Perhaps, then, I could even combine this idea with the AFC one, using this as the story I'd use the AFC engine to build. It's certainly a possibility, but I'm not certain about it.
There's a lot about this idea that I've not said here, so I know that constructing a whole from what scraps you've been given might lead to something that seems on the surface unappealing. I wish I could say more, but, well, if I do make this, I don't want to spoil it all before I even begin!
Idea 4 - Taming Dreams
My fourth idea isn't something new. It's to basically just carry on with what I've already got, to try to make episode 4 of Taming Dreams.
On the one hand, I really do like what I've done with Taming Dreams... But on the other, I've been with it for a long time now, and I can't deny that my interest has waned. I mean, it started as a Flash game, and I spent months converting it to a mobile format, which took a lot of the wind out of my sails. Then coming to university and realising I'll have to stick with the project for years for it to reach its end get to me as well.
I've poured too much of my heart into it to give it up. It's a reboot of my 'magnum opus', I suppose, so I feel it deserves to be finished. The only reason I'm considering the other ideas is because it'd be nice to have something out of the way first!

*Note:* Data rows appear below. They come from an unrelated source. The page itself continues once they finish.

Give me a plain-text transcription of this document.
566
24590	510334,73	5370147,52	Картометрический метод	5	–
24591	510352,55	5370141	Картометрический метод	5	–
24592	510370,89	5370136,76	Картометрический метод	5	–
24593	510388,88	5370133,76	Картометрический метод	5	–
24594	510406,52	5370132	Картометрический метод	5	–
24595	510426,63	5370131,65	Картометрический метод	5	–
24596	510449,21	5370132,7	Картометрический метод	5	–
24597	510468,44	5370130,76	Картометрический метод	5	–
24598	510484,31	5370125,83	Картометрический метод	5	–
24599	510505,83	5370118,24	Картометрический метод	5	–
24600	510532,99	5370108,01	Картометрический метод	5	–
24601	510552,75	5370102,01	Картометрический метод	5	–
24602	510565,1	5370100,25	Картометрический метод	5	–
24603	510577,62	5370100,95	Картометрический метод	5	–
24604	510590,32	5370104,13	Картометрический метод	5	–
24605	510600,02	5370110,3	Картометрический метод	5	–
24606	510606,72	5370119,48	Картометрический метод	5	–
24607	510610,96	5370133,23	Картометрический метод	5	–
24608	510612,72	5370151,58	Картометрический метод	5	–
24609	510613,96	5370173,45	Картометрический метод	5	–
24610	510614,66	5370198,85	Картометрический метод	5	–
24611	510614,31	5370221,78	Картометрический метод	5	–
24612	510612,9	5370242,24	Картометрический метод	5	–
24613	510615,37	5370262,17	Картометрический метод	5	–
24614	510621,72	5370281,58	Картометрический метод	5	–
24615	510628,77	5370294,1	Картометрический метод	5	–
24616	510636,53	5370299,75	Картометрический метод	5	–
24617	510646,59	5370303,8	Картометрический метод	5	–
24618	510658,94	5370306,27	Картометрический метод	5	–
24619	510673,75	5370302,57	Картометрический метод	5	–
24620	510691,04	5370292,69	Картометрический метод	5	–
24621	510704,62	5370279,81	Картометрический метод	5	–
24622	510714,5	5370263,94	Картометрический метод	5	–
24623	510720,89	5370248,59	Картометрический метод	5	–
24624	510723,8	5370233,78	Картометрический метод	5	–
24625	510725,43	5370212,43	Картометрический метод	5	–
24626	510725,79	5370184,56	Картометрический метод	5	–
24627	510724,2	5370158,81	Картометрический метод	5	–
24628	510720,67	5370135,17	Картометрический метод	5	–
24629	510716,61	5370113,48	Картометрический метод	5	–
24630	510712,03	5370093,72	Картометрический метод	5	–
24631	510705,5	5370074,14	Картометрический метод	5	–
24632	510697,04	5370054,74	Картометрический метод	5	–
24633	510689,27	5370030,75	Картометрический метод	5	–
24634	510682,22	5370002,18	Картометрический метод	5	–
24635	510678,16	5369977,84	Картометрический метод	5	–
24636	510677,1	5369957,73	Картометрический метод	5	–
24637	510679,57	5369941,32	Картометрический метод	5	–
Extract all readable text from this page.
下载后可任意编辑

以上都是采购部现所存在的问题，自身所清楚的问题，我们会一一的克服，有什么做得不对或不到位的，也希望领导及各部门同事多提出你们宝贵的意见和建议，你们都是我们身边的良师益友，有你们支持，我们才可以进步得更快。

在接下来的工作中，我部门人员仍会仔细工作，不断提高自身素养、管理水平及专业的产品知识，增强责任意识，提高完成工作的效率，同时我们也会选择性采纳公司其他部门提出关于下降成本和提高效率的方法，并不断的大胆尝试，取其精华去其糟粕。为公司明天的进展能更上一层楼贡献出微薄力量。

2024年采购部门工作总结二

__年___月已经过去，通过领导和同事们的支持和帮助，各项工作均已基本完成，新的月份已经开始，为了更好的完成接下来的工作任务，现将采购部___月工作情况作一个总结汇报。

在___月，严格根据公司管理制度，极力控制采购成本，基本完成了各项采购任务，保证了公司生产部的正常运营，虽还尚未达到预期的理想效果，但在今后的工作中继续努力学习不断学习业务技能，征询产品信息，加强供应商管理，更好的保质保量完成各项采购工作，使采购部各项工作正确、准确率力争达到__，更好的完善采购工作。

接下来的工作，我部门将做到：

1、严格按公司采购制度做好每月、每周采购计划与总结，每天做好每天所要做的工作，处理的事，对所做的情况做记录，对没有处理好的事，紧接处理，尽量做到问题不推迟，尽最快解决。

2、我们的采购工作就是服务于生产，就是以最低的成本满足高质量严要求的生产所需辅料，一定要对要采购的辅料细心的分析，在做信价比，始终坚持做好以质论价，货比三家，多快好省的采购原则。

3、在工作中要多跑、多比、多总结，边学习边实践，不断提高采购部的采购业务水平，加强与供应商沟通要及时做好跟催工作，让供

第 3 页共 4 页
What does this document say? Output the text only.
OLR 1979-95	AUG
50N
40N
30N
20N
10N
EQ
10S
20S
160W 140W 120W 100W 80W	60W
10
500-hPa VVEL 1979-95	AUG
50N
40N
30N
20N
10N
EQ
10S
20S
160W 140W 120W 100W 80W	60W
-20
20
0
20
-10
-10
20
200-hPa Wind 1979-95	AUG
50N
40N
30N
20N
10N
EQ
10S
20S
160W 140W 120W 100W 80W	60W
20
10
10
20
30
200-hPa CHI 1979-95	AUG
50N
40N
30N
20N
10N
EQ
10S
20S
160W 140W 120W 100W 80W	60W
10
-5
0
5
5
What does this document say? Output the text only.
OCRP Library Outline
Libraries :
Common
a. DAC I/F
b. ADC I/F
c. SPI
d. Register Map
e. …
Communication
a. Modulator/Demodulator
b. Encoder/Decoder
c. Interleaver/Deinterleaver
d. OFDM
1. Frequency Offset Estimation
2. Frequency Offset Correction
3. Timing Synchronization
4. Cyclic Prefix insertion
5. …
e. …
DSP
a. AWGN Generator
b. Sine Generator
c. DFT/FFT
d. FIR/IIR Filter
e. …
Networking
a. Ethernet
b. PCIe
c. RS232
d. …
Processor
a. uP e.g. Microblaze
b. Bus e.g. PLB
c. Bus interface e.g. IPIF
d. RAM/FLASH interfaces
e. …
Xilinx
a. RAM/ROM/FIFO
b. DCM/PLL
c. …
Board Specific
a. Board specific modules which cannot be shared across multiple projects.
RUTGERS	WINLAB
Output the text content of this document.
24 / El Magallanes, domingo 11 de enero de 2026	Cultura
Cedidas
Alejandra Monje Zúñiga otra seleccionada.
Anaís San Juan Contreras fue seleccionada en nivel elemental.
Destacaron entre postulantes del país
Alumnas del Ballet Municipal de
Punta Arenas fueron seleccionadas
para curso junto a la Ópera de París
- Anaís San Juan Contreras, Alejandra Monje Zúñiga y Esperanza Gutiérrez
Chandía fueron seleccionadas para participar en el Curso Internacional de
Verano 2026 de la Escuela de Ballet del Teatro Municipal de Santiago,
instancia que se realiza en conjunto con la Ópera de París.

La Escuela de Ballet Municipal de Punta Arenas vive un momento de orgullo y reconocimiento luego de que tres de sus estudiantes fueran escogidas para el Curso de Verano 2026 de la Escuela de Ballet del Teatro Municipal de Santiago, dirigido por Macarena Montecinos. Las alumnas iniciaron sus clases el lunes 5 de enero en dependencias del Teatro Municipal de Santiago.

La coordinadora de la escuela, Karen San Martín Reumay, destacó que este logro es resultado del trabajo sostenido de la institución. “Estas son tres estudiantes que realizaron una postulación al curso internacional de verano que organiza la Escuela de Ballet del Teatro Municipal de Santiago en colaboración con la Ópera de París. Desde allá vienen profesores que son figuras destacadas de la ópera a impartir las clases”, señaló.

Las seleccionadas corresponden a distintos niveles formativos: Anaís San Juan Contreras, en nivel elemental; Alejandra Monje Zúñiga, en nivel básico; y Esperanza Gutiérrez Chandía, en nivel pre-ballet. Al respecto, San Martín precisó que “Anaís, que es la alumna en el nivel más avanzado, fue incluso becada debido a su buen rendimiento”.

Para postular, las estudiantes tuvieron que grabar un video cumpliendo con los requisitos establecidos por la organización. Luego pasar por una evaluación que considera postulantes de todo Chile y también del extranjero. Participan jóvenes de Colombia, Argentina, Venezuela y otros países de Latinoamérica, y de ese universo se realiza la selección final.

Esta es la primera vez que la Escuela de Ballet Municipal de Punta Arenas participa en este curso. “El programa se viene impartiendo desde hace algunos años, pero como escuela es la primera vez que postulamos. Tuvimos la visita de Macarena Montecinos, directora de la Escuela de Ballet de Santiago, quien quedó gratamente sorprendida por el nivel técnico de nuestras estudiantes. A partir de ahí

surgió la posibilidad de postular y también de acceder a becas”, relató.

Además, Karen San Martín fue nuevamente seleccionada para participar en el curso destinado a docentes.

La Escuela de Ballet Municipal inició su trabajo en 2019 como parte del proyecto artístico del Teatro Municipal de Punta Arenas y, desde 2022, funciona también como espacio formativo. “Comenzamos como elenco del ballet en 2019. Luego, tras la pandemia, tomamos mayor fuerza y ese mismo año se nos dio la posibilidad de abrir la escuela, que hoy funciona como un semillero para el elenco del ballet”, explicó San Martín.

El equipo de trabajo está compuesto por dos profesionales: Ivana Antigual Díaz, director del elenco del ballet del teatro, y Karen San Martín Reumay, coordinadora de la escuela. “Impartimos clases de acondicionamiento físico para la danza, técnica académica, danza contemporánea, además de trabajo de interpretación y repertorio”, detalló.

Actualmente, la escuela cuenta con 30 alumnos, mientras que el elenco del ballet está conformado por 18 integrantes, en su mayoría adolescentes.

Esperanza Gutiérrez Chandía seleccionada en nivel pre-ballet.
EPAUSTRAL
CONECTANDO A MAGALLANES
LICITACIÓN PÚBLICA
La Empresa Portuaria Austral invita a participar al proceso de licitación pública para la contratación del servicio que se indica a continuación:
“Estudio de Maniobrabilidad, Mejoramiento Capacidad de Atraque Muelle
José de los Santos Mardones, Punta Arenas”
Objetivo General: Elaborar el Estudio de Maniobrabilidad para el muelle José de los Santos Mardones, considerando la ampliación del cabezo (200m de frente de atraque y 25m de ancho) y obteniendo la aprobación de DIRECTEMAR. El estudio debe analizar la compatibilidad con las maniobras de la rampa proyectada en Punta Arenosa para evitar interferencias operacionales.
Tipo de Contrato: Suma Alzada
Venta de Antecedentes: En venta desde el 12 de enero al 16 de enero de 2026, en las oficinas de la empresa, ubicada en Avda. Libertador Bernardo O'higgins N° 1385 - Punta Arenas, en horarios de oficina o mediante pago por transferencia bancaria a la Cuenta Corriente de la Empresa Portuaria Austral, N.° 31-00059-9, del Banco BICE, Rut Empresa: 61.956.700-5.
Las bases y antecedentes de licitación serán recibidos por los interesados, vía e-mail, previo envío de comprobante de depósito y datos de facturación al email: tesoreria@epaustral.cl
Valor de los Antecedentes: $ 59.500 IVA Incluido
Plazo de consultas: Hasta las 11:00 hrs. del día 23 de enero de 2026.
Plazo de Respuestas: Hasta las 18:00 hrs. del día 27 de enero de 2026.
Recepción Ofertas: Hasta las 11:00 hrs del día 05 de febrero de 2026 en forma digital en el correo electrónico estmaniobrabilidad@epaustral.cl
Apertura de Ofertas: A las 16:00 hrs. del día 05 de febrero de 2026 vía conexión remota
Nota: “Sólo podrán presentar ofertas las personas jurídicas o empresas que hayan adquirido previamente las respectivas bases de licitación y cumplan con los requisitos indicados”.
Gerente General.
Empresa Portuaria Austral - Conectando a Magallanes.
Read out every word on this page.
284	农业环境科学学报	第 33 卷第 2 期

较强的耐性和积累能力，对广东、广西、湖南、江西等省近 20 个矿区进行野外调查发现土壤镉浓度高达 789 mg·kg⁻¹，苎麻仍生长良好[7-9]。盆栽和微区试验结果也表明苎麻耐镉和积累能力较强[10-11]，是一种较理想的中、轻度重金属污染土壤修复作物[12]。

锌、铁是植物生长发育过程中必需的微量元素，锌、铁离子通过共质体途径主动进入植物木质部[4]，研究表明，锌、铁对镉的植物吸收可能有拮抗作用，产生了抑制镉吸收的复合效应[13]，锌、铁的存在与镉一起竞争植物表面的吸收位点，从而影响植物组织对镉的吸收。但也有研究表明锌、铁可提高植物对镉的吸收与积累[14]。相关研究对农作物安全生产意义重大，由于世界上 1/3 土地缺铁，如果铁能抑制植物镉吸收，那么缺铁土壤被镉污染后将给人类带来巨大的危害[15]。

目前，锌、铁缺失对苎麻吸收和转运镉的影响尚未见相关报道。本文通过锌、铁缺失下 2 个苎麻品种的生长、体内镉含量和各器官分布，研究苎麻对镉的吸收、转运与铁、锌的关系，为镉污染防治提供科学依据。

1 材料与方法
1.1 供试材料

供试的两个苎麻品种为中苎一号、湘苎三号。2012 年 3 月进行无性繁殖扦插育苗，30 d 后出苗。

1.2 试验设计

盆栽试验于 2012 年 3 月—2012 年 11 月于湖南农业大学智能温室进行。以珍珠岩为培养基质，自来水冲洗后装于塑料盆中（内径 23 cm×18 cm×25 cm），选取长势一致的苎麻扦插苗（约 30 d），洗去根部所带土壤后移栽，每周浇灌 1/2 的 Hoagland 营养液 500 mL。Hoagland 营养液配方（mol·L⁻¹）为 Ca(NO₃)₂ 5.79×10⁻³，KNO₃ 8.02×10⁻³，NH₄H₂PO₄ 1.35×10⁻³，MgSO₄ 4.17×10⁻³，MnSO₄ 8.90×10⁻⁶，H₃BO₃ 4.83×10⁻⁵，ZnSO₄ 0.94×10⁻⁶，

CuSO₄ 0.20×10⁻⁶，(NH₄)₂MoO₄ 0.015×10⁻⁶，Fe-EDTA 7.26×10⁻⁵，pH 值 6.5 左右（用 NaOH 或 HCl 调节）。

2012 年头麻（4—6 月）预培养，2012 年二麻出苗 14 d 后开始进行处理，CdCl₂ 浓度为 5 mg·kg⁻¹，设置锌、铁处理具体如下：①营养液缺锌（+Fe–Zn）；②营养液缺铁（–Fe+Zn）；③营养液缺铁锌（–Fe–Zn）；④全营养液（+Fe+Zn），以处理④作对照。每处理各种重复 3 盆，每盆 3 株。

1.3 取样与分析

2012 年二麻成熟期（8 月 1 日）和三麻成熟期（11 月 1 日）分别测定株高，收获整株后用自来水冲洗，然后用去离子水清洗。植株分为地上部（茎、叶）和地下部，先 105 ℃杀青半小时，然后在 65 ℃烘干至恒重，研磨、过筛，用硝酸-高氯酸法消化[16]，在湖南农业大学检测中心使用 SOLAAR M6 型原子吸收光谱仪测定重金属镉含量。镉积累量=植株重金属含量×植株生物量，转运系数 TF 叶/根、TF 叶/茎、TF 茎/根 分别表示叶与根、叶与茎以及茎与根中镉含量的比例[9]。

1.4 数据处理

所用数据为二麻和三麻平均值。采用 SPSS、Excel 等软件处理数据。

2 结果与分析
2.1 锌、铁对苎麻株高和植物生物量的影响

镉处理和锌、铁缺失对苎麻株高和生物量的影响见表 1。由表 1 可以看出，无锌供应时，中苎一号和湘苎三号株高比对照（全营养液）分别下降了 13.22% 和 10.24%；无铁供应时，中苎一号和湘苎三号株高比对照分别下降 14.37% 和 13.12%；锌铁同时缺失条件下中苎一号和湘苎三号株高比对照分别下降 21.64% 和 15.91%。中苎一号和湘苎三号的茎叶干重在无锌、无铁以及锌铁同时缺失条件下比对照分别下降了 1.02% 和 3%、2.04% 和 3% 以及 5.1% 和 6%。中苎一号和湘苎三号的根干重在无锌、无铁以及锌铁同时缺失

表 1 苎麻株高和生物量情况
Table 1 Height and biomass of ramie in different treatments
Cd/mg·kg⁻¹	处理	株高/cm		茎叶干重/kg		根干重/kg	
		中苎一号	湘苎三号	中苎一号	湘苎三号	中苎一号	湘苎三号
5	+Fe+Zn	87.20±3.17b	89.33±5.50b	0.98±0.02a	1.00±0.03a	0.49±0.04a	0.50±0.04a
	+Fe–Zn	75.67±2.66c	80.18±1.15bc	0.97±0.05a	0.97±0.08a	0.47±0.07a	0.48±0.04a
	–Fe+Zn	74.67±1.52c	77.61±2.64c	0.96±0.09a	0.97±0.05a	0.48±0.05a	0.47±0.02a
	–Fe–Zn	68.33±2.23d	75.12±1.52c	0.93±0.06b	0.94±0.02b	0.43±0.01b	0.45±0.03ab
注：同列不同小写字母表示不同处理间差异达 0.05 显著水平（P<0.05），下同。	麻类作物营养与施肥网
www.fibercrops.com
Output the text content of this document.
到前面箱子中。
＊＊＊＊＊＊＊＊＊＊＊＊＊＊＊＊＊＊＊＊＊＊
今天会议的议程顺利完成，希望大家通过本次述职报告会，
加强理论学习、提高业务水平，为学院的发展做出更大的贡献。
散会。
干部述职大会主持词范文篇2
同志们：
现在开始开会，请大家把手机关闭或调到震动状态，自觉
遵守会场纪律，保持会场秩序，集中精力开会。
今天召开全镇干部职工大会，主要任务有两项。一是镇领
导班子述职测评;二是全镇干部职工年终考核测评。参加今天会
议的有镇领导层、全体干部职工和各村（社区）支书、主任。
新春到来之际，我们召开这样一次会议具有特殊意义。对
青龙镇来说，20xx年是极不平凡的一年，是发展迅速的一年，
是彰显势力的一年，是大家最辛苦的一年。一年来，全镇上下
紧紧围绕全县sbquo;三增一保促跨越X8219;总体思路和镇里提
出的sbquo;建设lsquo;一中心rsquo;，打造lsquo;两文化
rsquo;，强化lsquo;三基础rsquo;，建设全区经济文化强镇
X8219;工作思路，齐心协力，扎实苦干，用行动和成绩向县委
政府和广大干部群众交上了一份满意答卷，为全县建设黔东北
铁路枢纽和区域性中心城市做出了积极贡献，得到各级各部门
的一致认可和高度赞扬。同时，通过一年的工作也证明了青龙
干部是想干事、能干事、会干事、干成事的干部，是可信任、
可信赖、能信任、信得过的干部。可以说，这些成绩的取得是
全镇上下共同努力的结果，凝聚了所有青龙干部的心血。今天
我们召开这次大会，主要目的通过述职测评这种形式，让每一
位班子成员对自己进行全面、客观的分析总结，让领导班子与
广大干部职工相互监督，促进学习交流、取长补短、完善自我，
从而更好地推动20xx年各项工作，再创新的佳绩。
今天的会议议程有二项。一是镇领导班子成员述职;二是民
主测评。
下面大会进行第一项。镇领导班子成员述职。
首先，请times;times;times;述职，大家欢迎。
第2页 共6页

So yes. Various ideas. All appeal to me in different ways and for different reasons, and all are steeped in uncertainty at the moment.
Once I publicly promote Taming Dreams, I won't be able to go backwards and work on one of the others without annoying a (hopefully!) large number of people, so this might be my last chance to try something different for a while. I think I'll at least give it a go, especially if it results in me realising I actually really want to be working on Taming Dreams instead of something else!